Record Fuel Prices Didn’t Incentivize This Farmer To Switch To An Electric Motorcycle, But His Lambs Did
Every year, sheep farmer Ian Kelly worries about his lambs dying from miscarriage and bad mothering. Checking the herd every day on a noisy gas motorbike didn’t help.
So this year he bought an electric motorbike for his farm in Kendenup, near the south coast of Western Australia.
Compared to a four-stroke gasoline engine, its engine is virtually silent.
“It’s important not to startle the sheep while they are lambing,” he said.
“Without the buzzing petrol bike, the sheep react very differently.
“There are no gears or chains or sprockets [on the electric bike] so that I can mount it with one hand. It’s calm and it’s light.”
Record petrol prices didn’t even cross Mr Kelly’s mind when he opted to pay a 30% premium for the e-bike.
The best lambs raised on his farm sell for hundreds of dollars, so the value of saving even one of them from miscarriage each year was worth far more to him than gasoline.
Range anxiety over range
As with electric cars, the first question most people have about electric motorcycles is about battery range.
“Virtually every customer will ask me how long the battery will last,” said Perth farm machinery dealer Gary Johnson.
This has been a major barrier to the adoption of electric motorcycles for road use.
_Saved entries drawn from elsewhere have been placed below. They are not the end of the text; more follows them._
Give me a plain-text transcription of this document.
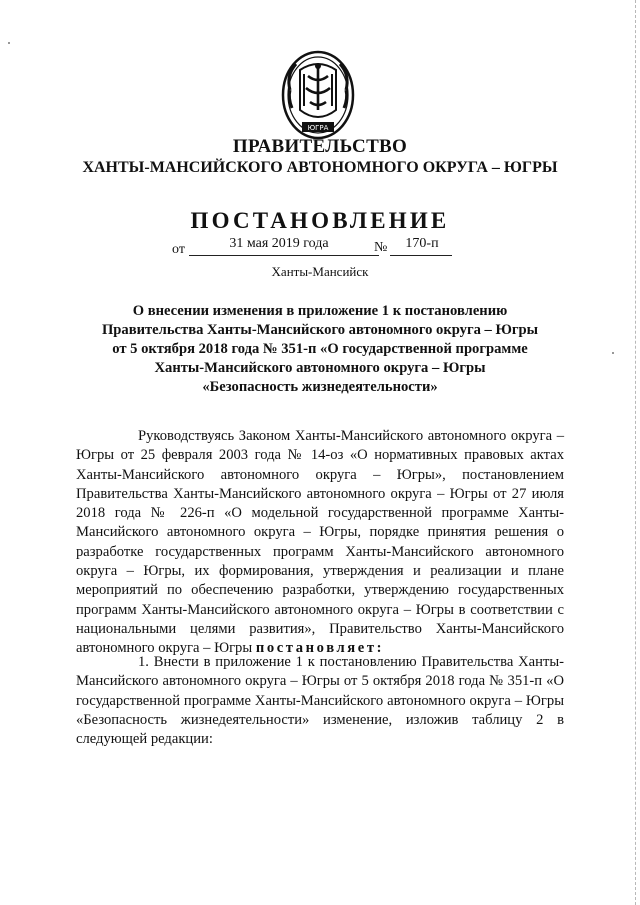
ЮГРА
ПРАВИТЕЛЬСТВО
ХАНТЫ-МАНСИЙСКОГО АВТОНОМНОГО ОКРУГА – ЮГРЫ
ПОСТАНОВЛЕНИЕ
от	31 мая 2019 года	№	170-п
Ханты-Мансийск
О внесении изменения в приложение 1 к постановлению
Правительства Ханты-Мансийского автономного округа – Югры
от 5 октября 2018 года № 351-п «О государственной программе
Ханты-Мансийского автономного округа – Югры
«Безопасность жизнедеятельности»
Руководствуясь Законом Ханты-Мансийского автономного округа – Югры от 25 февраля 2003 года № 14-оз «О нормативных правовых актах Ханты-Мансийского автономного округа – Югры», постановлением Правительства Ханты-Мансийского автономного округа – Югры от 27 июля 2018 года № 226-п «О модельной государственной программе Ханты-Мансийского автономного округа – Югры, порядке принятия решения о разработке государственных программ Ханты-Мансийского автономного округа – Югры, их формирования, утверждения и реализации и плане мероприятий по обеспечению разработки, утверждению государственных программ Ханты-Мансийского автономного округа – Югры в соответствии с национальными целями развития», Правительство Ханты-Мансийского автономного округа – Югры постановляет:
1. Внести в приложение 1 к постановлению Правительства Ханты-Мансийского автономного округа – Югры от 5 октября 2018 года № 351-п «О государственной программе Ханты-Мансийского автономного округа – Югры «Безопасность жизнедеятельности» изменение, изложив таблицу 2 в следующей редакции:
While electric cars can carry massive 100kWh battery packs, the size and weight of a motorcycle makes it impossible to drive long distances at highway speeds.
But for everyday tasks on the farm, this is not a problem.
Mr Kelly opted for a relatively small 2.1 kWh battery for his bike, giving him around 40 kilometers of range at low speeds.
“Battery technology has reached the point where it is quite usable for a motorcycle,” he said.
“I do maybe 15 kilometers on it a day.”
In June 2020, Justin Hoad of the Uralla Veterinary Clinic wrote a report for Meat and Livestock Australia on the viability of electric motorcycles for farmers and ranchers.
Since then, Mr Hoad said electric motorcycle batteries have improved dramatically.
“It’s like power tools”
Mr Hoad said the key question for many farmers was whether electric motorcycles could replace quads.
“There have been over 240 quad-related fatalities in Australia and over 600 hospitalized injuries on average per year.
The cost of quads and side-by-side vehicles in terms of death and injury in Australia is estimated at $200 million per year”, The report noted.
In October last year, major manufacturers including Honda, Suzuki and Yamaha stopped selling quads in Australia after rollover protection was made mandatory.
“Farmers are really looking for alternatives to replace quads, which are no longer introduced in the country,” said farm machinery dealer Gary Johnson.
“The interest in [electric] bikes seem to be growing massively over the last few months.”
“It’s like power tools. You hardly see a corded power tool anymore,” Kelly said.